Aber der Leistungsdruck und die vielen Fallstricke im Leben von uns Studenten, haben nicht abgenommen: Obwohl es drei Corona-Semester gab, von denen praktisch nur im letzten Wintersemester eine Form von Normalität simuliert wurde – welche dann an der pandemischen Realität im Winter 2020 zerbrochen ist – hat Bildungsminister Faßmann bloß ein weiteres Toleranzsemester gewährt. Noch gibt es irgendwelche Pläne, sicherzustellen, dass alle Studierenden an der sogenannten Online-Lehre partizipieren können – was schon bei Schülerinnen und Schülern nicht gemacht wird, wie etwa das Bereitstellen von Laptops und Tablets, wird bei Studenten schon zweimal nicht gemacht.

Wieso auch?

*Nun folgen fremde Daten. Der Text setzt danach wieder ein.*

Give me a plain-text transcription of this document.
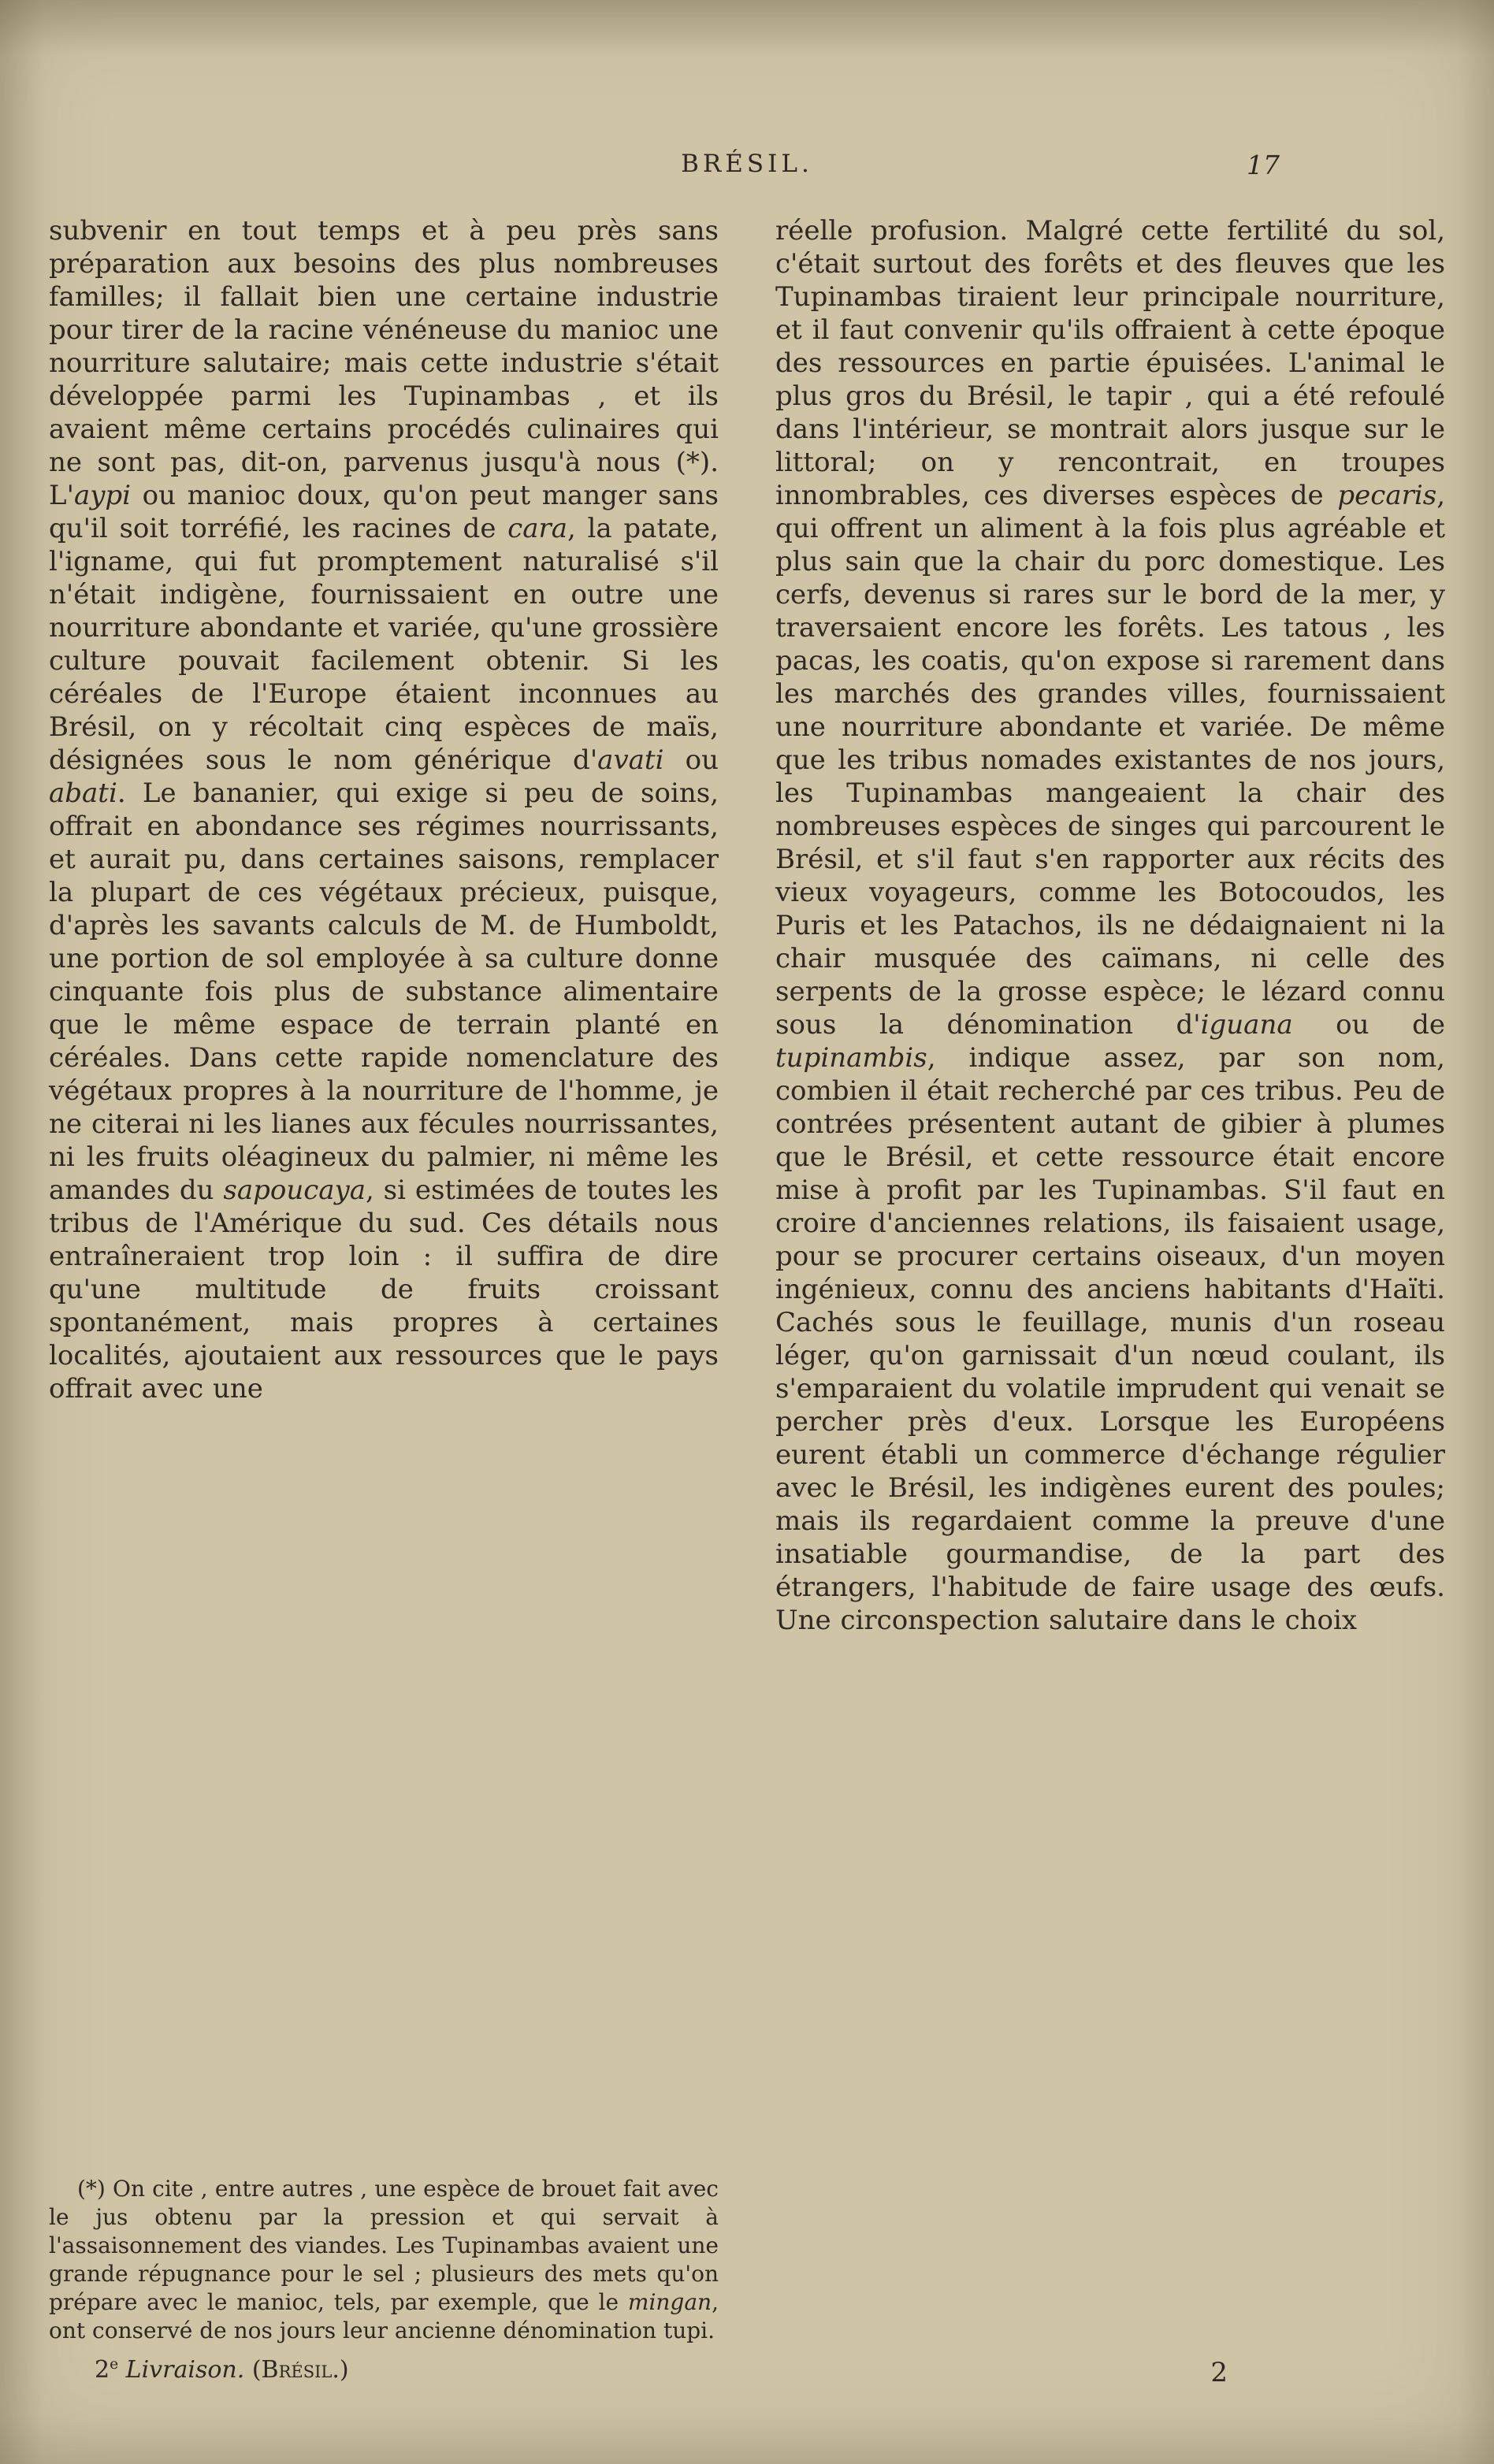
BRÉSIL.	17

subvenir en tout temps et à peu près sans préparation aux besoins des plus nombreuses familles; il fallait bien une certaine industrie pour tirer de la racine vénéneuse du manioc une nourriture salutaire; mais cette industrie s'était développée parmi les Tupinambas , et ils avaient même certains procédés culinaires qui ne sont pas, dit-on, parvenus jusqu'à nous (*). L'aypi ou manioc doux, qu'on peut manger sans qu'il soit torréfié, les racines de cara, la patate, l'igname, qui fut promptement naturalisé s'il n'était indigène, fournissaient en outre une nourriture abondante et variée, qu'une grossière culture pouvait facilement obtenir. Si les céréales de l'Europe étaient inconnues au Brésil, on y récoltait cinq espèces de maïs, désignées sous le nom générique d'avati ou abati. Le bananier, qui exige si peu de soins, offrait en abondance ses régimes nourrissants, et aurait pu, dans certaines saisons, remplacer la plupart de ces végétaux précieux, puisque, d'après les savants calculs de M. de Humboldt, une portion de sol employée à sa culture donne cinquante fois plus de substance alimentaire que le même espace de terrain planté en céréales. Dans cette rapide nomenclature des végétaux propres à la nourriture de l'homme, je ne citerai ni les lianes aux fécules nourrissantes, ni les fruits oléagineux du palmier, ni même les amandes du sapoucaya, si estimées de toutes les tribus de l'Amérique du sud. Ces détails nous entraîneraient trop loin : il suffira de dire qu'une multitude de fruits croissant spontanément, mais propres à certaines localités, ajoutaient aux ressources que le pays offrait avec une

(*) On cite , entre autres , une espèce de brouet fait avec le jus obtenu par la pression et qui servait à l'assaisonnement des viandes. Les Tupinambas avaient une grande répugnance pour le sel ; plusieurs des mets qu'on prépare avec le manioc, tels, par exemple, que le mingan, ont conservé de nos jours leur ancienne dénomination tupi.
2e Livraison. (Brésil.)

réelle profusion. Malgré cette fertilité du sol, c'était surtout des forêts et des fleuves que les Tupinambas tiraient leur principale nourriture, et il faut convenir qu'ils offraient à cette époque des ressources en partie épuisées. L'animal le plus gros du Brésil, le tapir , qui a été refoulé dans l'intérieur, se montrait alors jusque sur le littoral; on y rencontrait, en troupes innombrables, ces diverses espèces de pecaris, qui offrent un aliment à la fois plus agréable et plus sain que la chair du porc domestique. Les cerfs, devenus si rares sur le bord de la mer, y traversaient encore les forêts. Les tatous , les pacas, les coatis, qu'on expose si rarement dans les marchés des grandes villes, fournissaient une nourriture abondante et variée. De même que les tribus nomades existantes de nos jours, les Tupinambas mangeaient la chair des nombreuses espèces de singes qui parcourent le Brésil, et s'il faut s'en rapporter aux récits des vieux voyageurs, comme les Botocoudos, les Puris et les Patachos, ils ne dédaignaient ni la chair musquée des caïmans, ni celle des serpents de la grosse espèce; le lézard connu sous la dénomination d'iguana ou de tupinambis, indique assez, par son nom, combien il était recherché par ces tribus. Peu de contrées présentent autant de gibier à plumes que le Brésil, et cette ressource était encore mise à profit par les Tupinambas. S'il faut en croire d'anciennes relations, ils faisaient usage, pour se procurer certains oiseaux, d'un moyen ingénieux, connu des anciens habitants d'Haïti. Cachés sous le feuillage, munis d'un roseau léger, qu'on garnissait d'un nœud coulant, ils s'emparaient du volatile imprudent qui venait se percher près d'eux. Lorsque les Européens eurent établi un commerce d'échange régulier avec le Brésil, les indigènes eurent des poules; mais ils regardaient comme la preuve d'une insatiable gourmandise, de la part des étrangers, l'habitude de faire usage des œufs. Une circonspection salutaire dans le choix

2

Die bürgerlichen Medien vom linksliberalen Standard bis zur konservativen Presse, von der rechten FPÖ bis zu den marktradikalen NEOS haben immer erfolgreicher die Lüge transportiert, dass ein Studium sowieso ein Privileg sei, was man sich entweder leisten kann oder eben selbstverschuldet ausscheiden müsse – „Was nichts kostet, ist nicht’s wert“. Und dieses Sprücherl wird uns Studenten eingebläut, damit wir den Zugang zu einer qualitativ hochwertigen, sicheren und freien nicht als das ansehen, was es sein sollte – unser gesellschaftliches Recht. Tatsache ist, dass auch dieses Semester wohl abseits der wenigen Ausnahmen ganz im Zeichen des Versagens der Regierungs- und Oppositionsparteien im Kampf gegen die Pandemie stehen wird. Wo die Hochschulen und die Regierung völlig unwissenschaftlich auf die Impfung als Königsweg gesetzt haben – ohne jemals eine ordentliche Impfkampagne durchzuführen – und den aktiven Gesundheitsschutz vernachlässigt haben, bezahlen wir alle – mit unserer Gesundheit, unseren Ansprüchen an das Studium und auch finanziell.

Es fehlt eine echte Studentenbewegung, die abseits des demokratisch kaum legitimierten ÖH-Zirkuses weder abgestandene Marketingsprüche runterbetet, noch sich mit verbalradikalen Sprüchen zufriedengibt, sondern wirklich die Wut kanalisiert, die unter uns Studenten gärt. Das aber können wir nur selber tun, mit unserer eigenen Organisation. Denn wir können nicht auf den „Freedom Day“ nach Corona warten, die Zeiten werden schlimmer, weil die Krise des Kapitalismus schlimmer wird. Wir müssen heute noch Partei ergreifen.